Sometimes political correctness campaigns in colleges can be disproportionate and teachers’ speech needs to be protected; however, as well as sometimes showing a lack of judgment, youth are proving they want to tackle deeply-rooted racism and sexism and insist on real changes in what is socially acceptable. Protests at the University of Missouri over the racial insensitivity of the administration forced the resignation of the president and chancellor in November; the dean of students at Claremont McKenna in California also resigned after an email she sent to a Latina student saying she would try to better serve minority students who “don’t fit our CMC mold” surfaced. At Ithaca College in New York State, protesters accused the college president of responding inadequately to an incident where an African-American graduate was repeatedly called a “savage” by two white male alumni.

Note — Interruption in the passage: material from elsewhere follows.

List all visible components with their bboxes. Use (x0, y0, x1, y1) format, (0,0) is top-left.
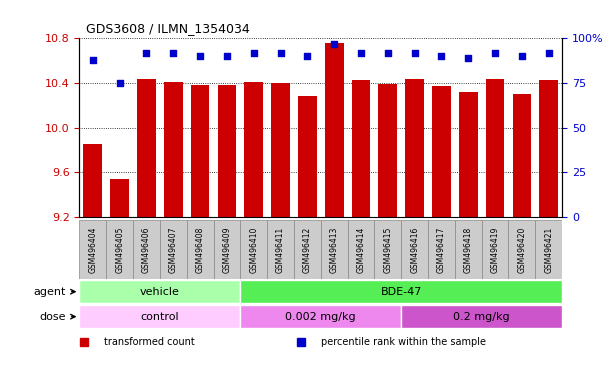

The heightened militancy of college students over institutional racism is closely connected to the rise of the “Black Lives Matter” movement. According to Al Jazeera, “Jonathan Butler, the Mizzou graduate student who went on a hunger strike to bring about Wolfe’s resignation, has said that the former college president’s demise started with ‘MU for Mike Brown,’ a Black Lives Matter-affiliated student group formed in solidarity with the uprisings in nearby Ferguson over the shooting death of unarmed teenager Michael Brown. At Boston College, student organizer Sriya Bhattacharyya has also cited the importance of BLM: ‘At the core of all these [campus] movements is the unifying belief that black lives matter’.”
Al Jazeera also pointed out that the media has ignored activism at the high school level. After the white police officers responsible for the deaths of Michael Brown and Eric Garner were not indicted, “high school students across the country organized solidarity protests in Seattle; New York; Denver; Oakland, California; Minneapolis and Boston. In February, about 250 high school students in Santa Fe, New Mexico left school to protest constant testing and the state’s new mandated exam. In June, Milwaukee high school students walked out of class to protest against the county executive takeover of low-performing schools. And this fall, high school students in Allentown, Pennsylvania, organized a district-wide student walkout demanding the resignation of the superintendent, the inclusion of a student representative on the school board and summer youth employment opportunities. There were also student walkouts in Chicago; Berkeley, California and Philadelphia that occurred this fall.”
Whoever the candidates are in this year’s presidential election, 2016 is going to be all about the growing power of these young Americans and their determination to fight unprosecuted police killings of young people of color. To quote David Bowie: “We live for just these twenty years. Do we have to die for the fifty more?”